Summary: | Missing value is a common problem in any dataset and its occurrence decreases
data completeness as data values are missing. Moreover, the problem reduces
data quality and negatively impacted the result of data analysis. Existing cold deck
imputation coped with this problem by selecting a replacement value from a pool
of donors identified in other data sources during the imputation process. In
comparison to other imputation methods, existing cold deck imputation has less
risk on model misspecification and preserves data distribution in the dataset.
Nevertheless, the limitation of the existing cold deck imputation is the chances in
finding trusted plausible donor is narrow due to a usage of single data source in
each imputation process. The availability of various web data sources today
alleviates this limitation. However, as values from multiple web data sources are
commonly conflicted to each other, adopting existing cold deck imputation with
multiple web donors is not a practical solution as trust score on each of the
conflicted values is not measured. Thus, it is difficult to select the most plausible
value during imputation process. This research concentrates on improving data
completeness by imputing missing values using a trust based cold deck
imputation.
Trust Based Cold Deck Missing Values Imputation with Multiple Web Donor is
presented in this research. The proposed method takes advantage of multiple web
donors from web data sources in order to provide higher chances in finding the
most plausible values to impute missing values. The plausible values are selected
based on the trust score computation’s novelty which is measured by accuracy
score and reliability score of the web donor.

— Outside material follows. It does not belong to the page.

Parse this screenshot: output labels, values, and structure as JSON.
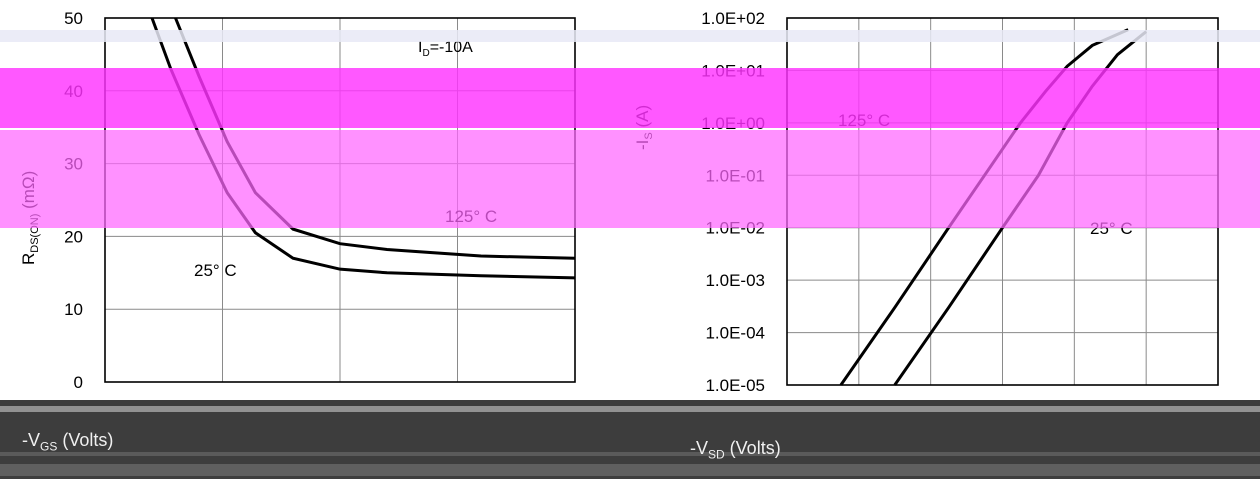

The performance of the proposed method is evaluated by running a prediction
model on the imputed dataset. A number of experiments are carried out to quantify
the accuracy of the prediction model, Root Mean Squared Error (RMSE), and the
F-Measure. The results demonstrate that the proposed method improves the
performance of existing cold deck imputation. Additionally, the results are then
compared with other imputation methods which are K-Nearest Neighbor (KNN),
Mean Imputation (AVG), Case Deletion (IGN), Predictive Mean Matching (PMM)
and MissForest. The results showed that the RMSE, prediction accuracy and FMeasure
is improved when the prediction model is trained with datasets imputed
using the proposed method. This research contributed to the improvement of data
quality especially to the information system (IS) and database field where good
data quality benefited the data analysis performance.
|